Obras de arte dos Bric vão à leilão em Londres

Obras de arte contemporânea de Brasil, Rússia, Índia e China, que formam o grupo de países emergentes conhecido como Bric, serão leiloadas a partir desta sexta-feira em uma das mais famosas galerias de arte de Londres, a Saatchi Gallery. Nos últimos anos, os Brics - termo que foi cunhado em 2001 pelo economista Jim ONeill pelo banco de investimentos Goldman Sachs - vêm ganhando destaque pela sua crescente importância no panorama político, econômico e diplomático internacional.

BBC Brasil |

Na semana passada, os líderes dos quatro países reuniram-se em Brasília para o segundo encontro de cúpula do grupo.

No entanto, é pouco comum ver os Brics agrupados em um evento como um leilão de arte contemporânea. Mais de 450 obras dos quatro países serão leiloadas pela casa Phillips de Pury.

Entre as obras brasileiras leiloadas estão Mauria, Esmeraldo, Pomela, Nascimento, Valdelios e Amildala, dos gêmeos Otavio e Gustavo Pandolfo (que assinam como Os Gêmeos), Bicho, de Lygia Clark, e uma obra sem título de Hélio Oiticica.

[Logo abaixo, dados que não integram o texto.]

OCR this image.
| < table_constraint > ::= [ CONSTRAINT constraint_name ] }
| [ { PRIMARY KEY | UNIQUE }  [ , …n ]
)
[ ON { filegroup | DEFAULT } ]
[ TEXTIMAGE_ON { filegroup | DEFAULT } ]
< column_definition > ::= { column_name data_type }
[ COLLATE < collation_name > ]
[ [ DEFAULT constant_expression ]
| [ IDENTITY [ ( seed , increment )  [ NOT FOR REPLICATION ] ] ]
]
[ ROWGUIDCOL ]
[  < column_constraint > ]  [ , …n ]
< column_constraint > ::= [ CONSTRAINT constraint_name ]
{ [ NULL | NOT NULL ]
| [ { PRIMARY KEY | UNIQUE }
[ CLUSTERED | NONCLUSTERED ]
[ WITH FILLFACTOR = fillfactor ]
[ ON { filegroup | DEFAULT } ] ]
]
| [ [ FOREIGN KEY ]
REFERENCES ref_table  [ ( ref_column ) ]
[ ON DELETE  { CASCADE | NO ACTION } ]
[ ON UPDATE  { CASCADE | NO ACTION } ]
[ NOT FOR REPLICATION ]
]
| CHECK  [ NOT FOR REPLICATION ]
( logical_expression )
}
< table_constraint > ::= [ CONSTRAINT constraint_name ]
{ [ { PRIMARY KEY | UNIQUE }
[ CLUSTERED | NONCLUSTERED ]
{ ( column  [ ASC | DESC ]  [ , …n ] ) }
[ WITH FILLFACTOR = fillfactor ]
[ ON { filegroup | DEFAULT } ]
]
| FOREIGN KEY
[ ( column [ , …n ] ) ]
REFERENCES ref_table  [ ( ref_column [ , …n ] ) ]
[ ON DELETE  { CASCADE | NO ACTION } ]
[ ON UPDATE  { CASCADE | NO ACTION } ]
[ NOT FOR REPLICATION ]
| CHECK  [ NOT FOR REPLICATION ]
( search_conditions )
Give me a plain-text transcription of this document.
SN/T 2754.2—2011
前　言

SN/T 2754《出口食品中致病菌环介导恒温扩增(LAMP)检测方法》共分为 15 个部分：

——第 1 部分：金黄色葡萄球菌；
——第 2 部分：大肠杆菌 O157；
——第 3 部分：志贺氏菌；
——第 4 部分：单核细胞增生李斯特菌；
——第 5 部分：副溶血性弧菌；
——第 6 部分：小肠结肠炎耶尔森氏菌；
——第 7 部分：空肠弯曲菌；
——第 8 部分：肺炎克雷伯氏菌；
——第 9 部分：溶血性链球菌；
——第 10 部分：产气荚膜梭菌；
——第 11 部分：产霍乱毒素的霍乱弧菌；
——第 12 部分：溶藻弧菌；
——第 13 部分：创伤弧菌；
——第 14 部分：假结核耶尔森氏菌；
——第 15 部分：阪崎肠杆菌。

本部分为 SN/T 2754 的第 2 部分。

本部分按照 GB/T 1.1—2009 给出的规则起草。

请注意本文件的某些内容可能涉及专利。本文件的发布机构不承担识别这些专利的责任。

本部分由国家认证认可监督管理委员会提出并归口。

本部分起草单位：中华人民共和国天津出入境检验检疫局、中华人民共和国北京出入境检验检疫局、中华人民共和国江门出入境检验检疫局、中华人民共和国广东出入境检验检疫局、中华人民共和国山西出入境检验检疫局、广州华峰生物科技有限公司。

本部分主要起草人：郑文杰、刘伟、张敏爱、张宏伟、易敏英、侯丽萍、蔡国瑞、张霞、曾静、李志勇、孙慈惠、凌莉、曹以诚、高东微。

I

A expectativa da casa é de que a obra de Lygia Clark venha a ser arrematada por até 220 mil libras (quase R$ 600 mil). A obra de Hélio Oiticica está estimada em até 80 mil libras (cerca de R$ 215 mil).

Há trabalhos também dos russos Erik Bulatov, Alexander Kosolapov e Grisha Bruskin, dos indianos Subodh Gupta e Jitish Kallat, e dos chineses Zhang Xiaogang, Wang Guangyi e Xiang Jing.

A casa de leilões Phillips de Pury, que pertence a empresários russos, acredita que há grande interesse no mundo da arte pela produção artística nesses países.

É o caso de obras de artistas badalados como o indiano Sunodh Gupta ou o chinês Ai Weiwei, que ajudou a projetar o Estádio Ninho de Pássaro, usado nos Jogos Olímpicos de Pequim.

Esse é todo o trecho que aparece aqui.